A country artist who transcended his world

Special to The Times

Several years ago on a flight to Los Angeles, Eddy Arnold was asked by the first-class flight attendant what he "did" for a living. With no hint of ego or delusion he answered, "Why, I'm Eddy Arnold."

And such was his fame. While others worked really hard to achieve theirs, Arnold just sang. He wrote and recorded some of the most beautiful music ever. There were no rhinestone suits, no affairs with movie stars, no drug problems, no nothing . . . just great music. And the numbers don't lie. His songs have spent more time on the charts than everybody else's. Everybody!

His songs embodied a subtle elegance and sophistication that transcended country music. His easy phrasing turned songs like "Make the World Go Away," "Welcome to My World" and "You Don't Know Me" into "pop" standards, prompting other great, distinctive singers like Ray Charles, Dean Martin, Elvis Presley and Frank Sinatra to record them themselves.

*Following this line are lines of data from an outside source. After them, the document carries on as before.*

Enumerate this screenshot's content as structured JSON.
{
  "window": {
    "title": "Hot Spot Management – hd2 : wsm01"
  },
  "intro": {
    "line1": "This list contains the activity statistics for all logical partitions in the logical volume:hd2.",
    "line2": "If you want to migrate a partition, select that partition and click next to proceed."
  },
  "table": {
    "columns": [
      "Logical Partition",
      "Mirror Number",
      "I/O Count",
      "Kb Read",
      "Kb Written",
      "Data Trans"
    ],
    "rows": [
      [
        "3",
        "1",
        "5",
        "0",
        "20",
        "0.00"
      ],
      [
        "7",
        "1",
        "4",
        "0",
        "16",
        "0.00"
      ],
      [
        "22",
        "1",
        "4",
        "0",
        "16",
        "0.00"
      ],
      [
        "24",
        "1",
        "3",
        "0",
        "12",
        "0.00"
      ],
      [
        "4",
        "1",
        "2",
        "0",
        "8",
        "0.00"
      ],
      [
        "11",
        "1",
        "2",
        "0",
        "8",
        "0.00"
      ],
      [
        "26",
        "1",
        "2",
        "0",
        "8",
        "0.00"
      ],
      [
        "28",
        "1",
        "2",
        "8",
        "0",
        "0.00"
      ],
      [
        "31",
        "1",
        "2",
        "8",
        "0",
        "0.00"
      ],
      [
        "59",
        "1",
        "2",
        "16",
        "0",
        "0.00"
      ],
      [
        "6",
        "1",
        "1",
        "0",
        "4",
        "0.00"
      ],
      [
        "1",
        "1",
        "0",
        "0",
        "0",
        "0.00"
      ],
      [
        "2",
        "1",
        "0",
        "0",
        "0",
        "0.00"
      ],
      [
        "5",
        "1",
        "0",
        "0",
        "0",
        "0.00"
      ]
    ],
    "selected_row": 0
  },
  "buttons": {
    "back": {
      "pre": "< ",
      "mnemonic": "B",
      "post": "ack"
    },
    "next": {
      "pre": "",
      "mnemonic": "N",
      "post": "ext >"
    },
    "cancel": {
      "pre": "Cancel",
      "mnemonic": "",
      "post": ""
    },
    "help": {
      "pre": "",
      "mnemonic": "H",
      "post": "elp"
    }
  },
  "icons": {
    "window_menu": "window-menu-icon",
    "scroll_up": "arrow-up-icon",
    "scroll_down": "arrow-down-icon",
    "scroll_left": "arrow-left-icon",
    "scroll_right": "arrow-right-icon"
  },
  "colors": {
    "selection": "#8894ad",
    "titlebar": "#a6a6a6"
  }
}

As a songwriter, that achievement alone is worthy of a bust in the Hall of Fame. His accomplishments are staggering and well documented. But what's most impressive is how he did it. In a world where apparently anybody can be famous for no good reason, Arnold was famous for the right ones.

Early in my career, I had the pleasure (or audacity, really) of singing "Make the World Go Away" for a television show taped at the Ryman Auditorium in Nashville. Several months after that, I had the good fortune of meeting Arnold. He leaned into me to tell me how much he enjoyed my version of his song. I bragged about that for months. Apparently I haven't stopped.


Raul Malo is the former lead singer of the alt-country band the Mavericks and is now a solo artist working in a number of genres.